Over 800 hacker-powered programs ended up being examined in order to create a new HackerOne report. The programs’ data came from multiple companies and organizations, including GitHub, Intel, Nintendo, Uber, Airbnb, General Motors, Lufthansa, and even the US Department of Defense.
These findings are mostly based on almost 50,000 vulnerabilities in the security department that hackers managed to find and help resolve. As a reward for their efforts, over $17 million bounties are rewarded so far.
Average data breaches on an annual level involve around $4 million in losses, on a global level. However, the damage is even greater, and the cost of downtime that hacking attacks leave behind even goes up to $8 billion.
Because of these insanely large losses, many organizations that care more and more about their online security have started working with hackers.

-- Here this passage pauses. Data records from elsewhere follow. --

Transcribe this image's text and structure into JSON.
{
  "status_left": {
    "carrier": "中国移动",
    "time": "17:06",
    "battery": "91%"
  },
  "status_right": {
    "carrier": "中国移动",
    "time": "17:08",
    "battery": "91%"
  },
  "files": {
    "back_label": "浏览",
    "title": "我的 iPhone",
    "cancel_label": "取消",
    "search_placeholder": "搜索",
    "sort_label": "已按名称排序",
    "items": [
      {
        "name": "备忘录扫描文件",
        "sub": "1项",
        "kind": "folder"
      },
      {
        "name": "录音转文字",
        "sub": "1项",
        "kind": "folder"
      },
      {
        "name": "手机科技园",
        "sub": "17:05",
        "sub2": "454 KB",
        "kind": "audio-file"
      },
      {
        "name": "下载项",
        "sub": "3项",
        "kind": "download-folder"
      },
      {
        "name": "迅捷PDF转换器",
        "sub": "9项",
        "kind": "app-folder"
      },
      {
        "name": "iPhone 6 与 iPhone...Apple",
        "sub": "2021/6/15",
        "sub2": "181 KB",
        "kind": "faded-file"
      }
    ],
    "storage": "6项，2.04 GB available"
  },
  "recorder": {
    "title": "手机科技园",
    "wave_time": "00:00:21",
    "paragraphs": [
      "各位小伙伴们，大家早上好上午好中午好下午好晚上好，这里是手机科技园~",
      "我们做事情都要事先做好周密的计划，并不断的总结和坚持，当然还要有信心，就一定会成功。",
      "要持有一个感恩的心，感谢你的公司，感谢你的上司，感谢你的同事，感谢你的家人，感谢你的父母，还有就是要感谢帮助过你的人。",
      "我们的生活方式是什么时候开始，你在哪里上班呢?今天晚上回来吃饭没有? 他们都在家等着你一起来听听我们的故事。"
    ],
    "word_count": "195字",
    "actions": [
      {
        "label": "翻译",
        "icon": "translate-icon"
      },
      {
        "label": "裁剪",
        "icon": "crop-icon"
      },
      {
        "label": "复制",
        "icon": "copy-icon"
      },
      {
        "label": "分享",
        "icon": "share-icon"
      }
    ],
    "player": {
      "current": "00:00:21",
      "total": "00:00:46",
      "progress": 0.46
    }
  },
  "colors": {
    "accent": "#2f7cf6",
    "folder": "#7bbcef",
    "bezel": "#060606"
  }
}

The relationship is pretty symbiotic, where the hackers are improving the companies’ safety, and getting paid in return for their reports and findings.
However, these reports are most concerning, since over 32% of the issues that hackers have solved by now is of high and even crucial severity. Some of the vulnerabilities are so large, that the companies were known to pay up to $30,000 per report. These bug bounties are a new trend that is working out quite nicely for everyone.
Hackers from all around the world are joining in this bug hunts, and over 90 countries are confirmed to be the places of these hackers’ origin. Naturally, this started a new form of competition between the companies, and it mostly comes down to who will employ better, faster, and more hackers. Some of them are paying over $900,000 per year in order to attract hackers, where some of the most crucial vulnerabilities can earn them up to $1,923.
In the last year alone, over 88 rewards related to bug bounties went over $10,000. So, it is safe to say that the program is working out nicely, and very effective. On the global level, according to HackerOne’s report, almost 50,000 vulnerabilities were resolved, which is an amazing number.
Of course, these hackers aren’t only hired by tech companies. Tech companies may be the loudest, as well as the majority of the hackers’ customers, but they are not the only ones. Around 41% of bug bounty programs came from other industries, and even the government agencies are joining in on the trend. There are also banks and other financial services, the media, and even retail and e-commerce.
Responding to reported security issues are also getting faster, and it now takes around 6 days on average, while only last years, the number of days was 7. Also, retail and e-commerce organizations are fixing their security issues in about four weeks since their discoveries, which is pretty much the fastest average speed.
Hackers themselves are most interested in the programs that are the fastest when it comes to acknowledging, validating, as well as resolving reported vulnerabilities.
Now, when it comes to average bounty-related to crucial vulnerabilities, the price also went up. In 2015, it was $1,624 on average. Now, in 2017, it is around $1,923. That is a 16% increase. Some of the top performing bounty programs have awarded their hackers with $50,000 per month on average, while some go to the incredible $900,000 per year.
Still, even with the bounty programs becoming more and more popular, it is believed that up to 94% of top companies still aren’t working on fixing their vulnerabilities. Their vulnerability disclosure policies remain unchanged for years, with most of them remaining the same as they were in 2015.